To describe something as "nonlinear" is to describe it by what it is not. But let's be more direct. First, let's define "linear".

Simply stated, something is linear if its output is proportional to its input. If, when you're reading late at night, you want twice as much illumination (output) to see the book, then you double the number of light bulbs (input) by bringing over another similar lamp. If you want to buy twice as much buckwheat flour at the grocery store, you will pay twice as much.

Let's follow-up on this last example. Imagine that your store offers a bulk discount. Every additional pound of flour is 30% less that the previous pound. The incentive is to get you to buy more. It's a nonlinear incentive: the more you buy, the bigger the discount becomes.

A more realistic example comes from an ecology of animals that compete for food, but in which there is only a fixed amount of food available each day. As long as the population is small, all the animals get plenty of food. They grow and prosper, they reproduce and the population grows. But it can only grow so far. Once the population is beyond a balance with the available food, some animals do not get enough. Eventually they cannot reproduce and the population size decreases. In this ecology then, the population growth is a nonlinear function of the available food. At low populations, the growth is positive; at high populations, the growth is negative.

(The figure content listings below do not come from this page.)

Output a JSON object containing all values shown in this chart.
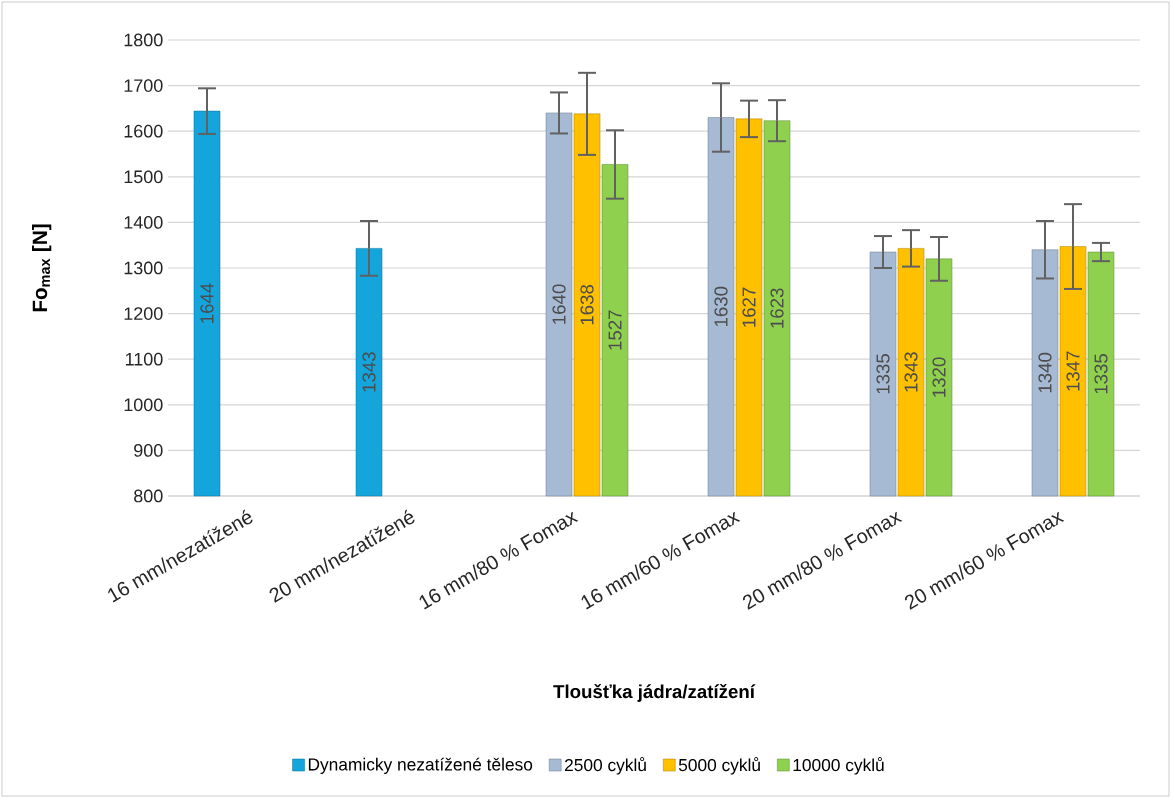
{
  "chart_data": {
    "type": "bar",
    "xlabel": "Tloušťka jádra/zatížení",
    "ylabel": "Fo$_{max}$ [N]",
    "categories": [
      "16 mm/nezatížené",
      "20 mm/nezatížené",
      "16 mm/80 % Fomax",
      "16 mm/60 % Fomax",
      "20 mm/80 % Fomax",
      "20 mm/60 % Fomax"
    ],
    "series": [
      {
        "name": "Dynamicky nezatížené těleso",
        "color": "#14a5dc",
        "values": [
          1644,
          1343,
          null,
          null,
          null,
          null
        ],
        "errors": [
          50,
          60,
          null,
          null,
          null,
          null
        ]
      },
      {
        "name": "2500 cyklů",
        "color": "#a6bad3",
        "values": [
          null,
          null,
          1640,
          1630,
          1335,
          1340
        ],
        "errors": [
          null,
          null,
          45,
          75,
          35,
          63
        ]
      },
      {
        "name": "5000 cyklů",
        "color": "#ffc000",
        "values": [
          null,
          null,
          1638,
          1627,
          1343,
          1347
        ],
        "errors": [
          null,
          null,
          90,
          40,
          40,
          93
        ]
      },
      {
        "name": "10000 cyklů",
        "color": "#8fd14f",
        "values": [
          null,
          null,
          1527,
          1623,
          1320,
          1335
        ],
        "errors": [
          null,
          null,
          75,
          45,
          48,
          20
        ]
      }
    ],
    "ylim": [
      800,
      1800
    ],
    "yticks": [
      800,
      900,
      1000,
      1100,
      1200,
      1300,
      1400,
      1500,
      1600,
      1700,
      1800
    ],
    "grid": "y",
    "legend": "bottom",
    "data_labels": true
  }
}
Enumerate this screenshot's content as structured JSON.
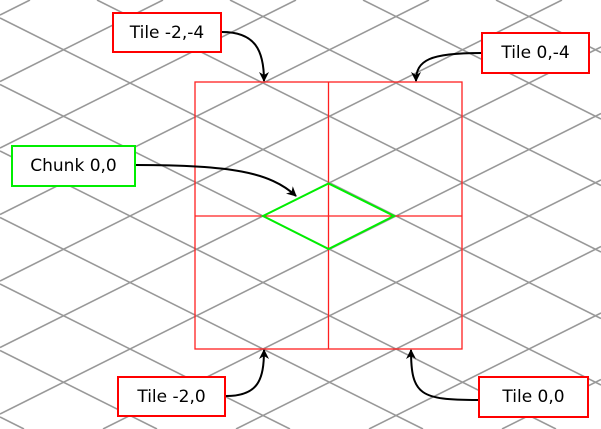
{
  "colors": {
    "grid": "#999999",
    "tile_bounds": "#ff2020",
    "chunk": "#00ee00",
    "arrow": "#000000"
  },
  "labels": {
    "tile_m2_m4": "Tile -2,-4",
    "tile_0_m4": "Tile 0,-4",
    "chunk_0_0": "Chunk 0,0",
    "tile_m2_0": "Tile -2,0",
    "tile_0_0": "Tile 0,0"
  }
}
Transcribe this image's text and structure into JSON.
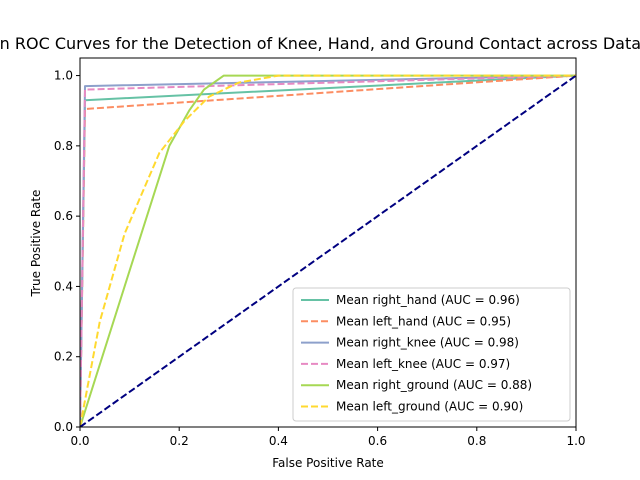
{
  "chart_data": {
    "type": "line",
    "title": "Mean ROC Curves for the Detection of Knee, Hand, and Ground Contact across Datasets",
    "xlabel": "False Positive Rate",
    "ylabel": "True Positive Rate",
    "xlim": [
      0,
      1.0
    ],
    "ylim": [
      0,
      1.05
    ],
    "x_ticks": [
      "0.0",
      "0.2",
      "0.4",
      "0.6",
      "0.8",
      "1.0"
    ],
    "y_ticks": [
      "0.0",
      "0.2",
      "0.4",
      "0.6",
      "0.8",
      "1.0"
    ],
    "grid": false,
    "legend_position": "lower-right",
    "series": [
      {
        "name": "Mean right_hand (AUC = 0.96)",
        "color": "#66c2a5",
        "style": "solid",
        "points": [
          [
            0,
            0
          ],
          [
            0.01,
            0.93
          ],
          [
            1.0,
            1.0
          ]
        ]
      },
      {
        "name": "Mean left_hand (AUC = 0.95)",
        "color": "#fc8d62",
        "style": "dashed",
        "points": [
          [
            0,
            0
          ],
          [
            0.01,
            0.905
          ],
          [
            1.0,
            1.0
          ]
        ]
      },
      {
        "name": "Mean right_knee (AUC = 0.98)",
        "color": "#8da0cb",
        "style": "solid",
        "points": [
          [
            0,
            0
          ],
          [
            0.01,
            0.97
          ],
          [
            1.0,
            1.0
          ]
        ]
      },
      {
        "name": "Mean left_knee (AUC = 0.97)",
        "color": "#e78ac3",
        "style": "dashed",
        "points": [
          [
            0,
            0
          ],
          [
            0.01,
            0.96
          ],
          [
            1.0,
            1.0
          ]
        ]
      },
      {
        "name": "Mean right_ground (AUC = 0.88)",
        "color": "#a6d854",
        "style": "solid",
        "points": [
          [
            0,
            0
          ],
          [
            0.09,
            0.4
          ],
          [
            0.18,
            0.8
          ],
          [
            0.22,
            0.9
          ],
          [
            0.25,
            0.96
          ],
          [
            0.29,
            1.0
          ],
          [
            1.0,
            1.0
          ]
        ]
      },
      {
        "name": "Mean left_ground (AUC = 0.90)",
        "color": "#ffd92f",
        "style": "dashed",
        "points": [
          [
            0,
            0
          ],
          [
            0.04,
            0.3
          ],
          [
            0.09,
            0.55
          ],
          [
            0.16,
            0.78
          ],
          [
            0.21,
            0.87
          ],
          [
            0.26,
            0.94
          ],
          [
            0.32,
            0.98
          ],
          [
            0.4,
            1.0
          ],
          [
            1.0,
            1.0
          ]
        ]
      }
    ],
    "reference_line": {
      "color": "#000080",
      "style": "dashed",
      "points": [
        [
          0,
          0
        ],
        [
          1.0,
          1.0
        ]
      ]
    }
  }
}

The concept of linearity is very closely related to that of reductionism. Reductionism is an approach to science that says that a system in nature can be understood solely in terms of how its parts work. How can this be? If the system is a linear composition of its parts this works great, since the system as a whole is proportional to each of its parts separately. But for many phenomena this doesn't work. For example, if you want to understand life, it is not possible to look only at the properties of the molecules in a living system. If the system is dismantled into all of the separate molecules, it is no longer alive. Life is nonlinear; death is linear.

Both linearity and reductionism fail, at least as general principles, for complex systems. In complex systems there are often strong interactions between system parts and these interactions often lead to the emergence of patterns and cooperation. That is, they lead to structures that are the properties of groups of parts, and not of the individual constituents.